You eat at little tables by the lake or in under the dance tent where, if it’s early, the DJ – Chico, hello! – might be playing something esoteric and listenable. The deeper you get into the evening, the more dance-y it gets. Come on a weekend when they’re doing an Ibiza special, it gets very dance-y indeed.

And that is all very well, but it’s not a UFO, is it? Which is why we’re walking back towards reception to get our key then go off, past the Jacuzzi and wild pool (too cold for us!), and around to what is exactly like a spaceship landed in the woods. A spaceship as imagined by someone in the 60s, futuristic but in a retro way.

The drawbridge door comes down to reveal white steps which you climb to enter a Jetsons fantasy world: two little cabins with weird-shaped beds, a bunch of loungers that look like something on a private jet in an episode of Mad Men, a 60s-looking table and chairs and a little room with tea- and coffee-making stuff and a mini-fridge. The shower – your own shower with nice products and everything – and the loo are just down those steps. The windows of the UFO are like portholes, the kind they have on, well, spaceships and you can barely ever look out of them without seeing someone ooh-ing and aah-ing and taking pictures, it’s that much of a wow moment to come across.

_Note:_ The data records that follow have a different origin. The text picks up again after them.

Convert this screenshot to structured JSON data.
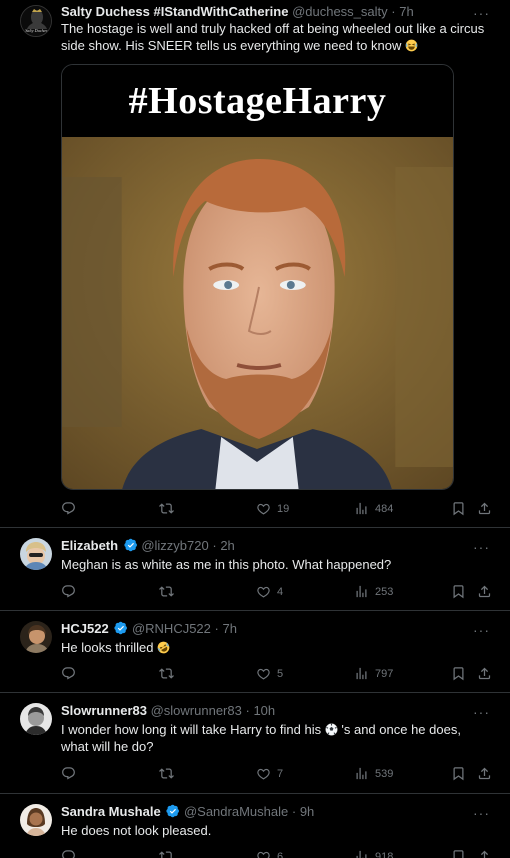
{
  "tweets": [
    {
      "name": "Salty Duchess #IStandWithCatherine",
      "handle": "@duchess_salty",
      "dot": "·",
      "time": "7h",
      "text": "The hostage is well and truly hacked off at being wheeled out like a circus side show. His SNEER tells us everything we need to know",
      "media_title": "#HostageHarry",
      "avatar_text": "Salty Duchess",
      "replies": "",
      "retweets": "",
      "likes": "19",
      "views": "484"
    },
    {
      "name": "Elizabeth",
      "handle": "@lizzyb720",
      "dot": "·",
      "time": "2h",
      "text": "Meghan is as white as me in this photo. What happened?",
      "replies": "",
      "retweets": "",
      "likes": "4",
      "views": "253"
    },
    {
      "name": "HCJ522",
      "handle": "@RNHCJ522",
      "dot": "·",
      "time": "7h",
      "text": "He looks thrilled",
      "replies": "",
      "retweets": "",
      "likes": "5",
      "views": "797"
    },
    {
      "name": "Slowrunner83",
      "handle": "@slowrunner83",
      "dot": "·",
      "time": "10h",
      "text_before": "I wonder how long it will take Harry to find his",
      "text_after": "'s and once he does, what will he do?",
      "replies": "",
      "retweets": "",
      "likes": "7",
      "views": "539"
    },
    {
      "name": "Sandra Mushale",
      "handle": "@SandraMushale",
      "dot": "·",
      "time": "9h",
      "text": "He does not look pleased.",
      "replies": "",
      "retweets": "",
      "likes": "6",
      "views": "918"
    }
  ],
  "more_label": "···",
  "colors": {
    "bg": "#000000",
    "text": "#e7e9ea",
    "muted": "#71767b",
    "verified": "#1d9bf0",
    "divider": "#2f3336"
  },
  "icons": [
    "reply-icon",
    "retweet-icon",
    "like-icon",
    "views-icon",
    "bookmark-icon",
    "share-icon",
    "verified-badge-icon",
    "more-icon",
    "laughing-emoji",
    "rofl-emoji",
    "soccer-ball-emoji"
  ]
}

For those taking notes, the spaceship of our tale is the original 1960’s handy-work of Matti Suuronen, a Finnish architect who dreamt of the perfect rural retreat, a pick-up-and-go bolthole that could be transported to anywhere that tickles one’s fancy – even yours! – around the world. Less that 100 were produced, only 68 are known to still exist, and only two are currently live-in-able. This is one of them! And the person you need to send expensive bouquets in order to thank for its current sparkle is British artist Craig Barnes, who found this Futuro lolling around in a terrible state in South Africa, bought the thing, then brought it back to this green and pleasant land and restored and reimagined it for our very own pleasure. You’ll be glad you read this when it comes up on Tipping Point.

And so your life at Marston Park goes something like this… You go to the horsebox, get some rosé, kick back with Chico and his recherché tunes, go back for more, line your stomach with a bit of vegan nosh, ride a white swan on the lake, chat to some people round the fire-pit on the jetty, go back for another bottle (when in Somerset!) and get treated to some shots. Then stumble back to your spaceship for a surprisingly comfy night’s sleep followed by the odd sausage bap round your table in the morning. And if there’s any rosé left, so be it. (There won’t be.) Surreal, a whole load of off-the-beaten fun, and utterly perfect!

Don’t beam us up, Scotty, we’re thinking we might stay.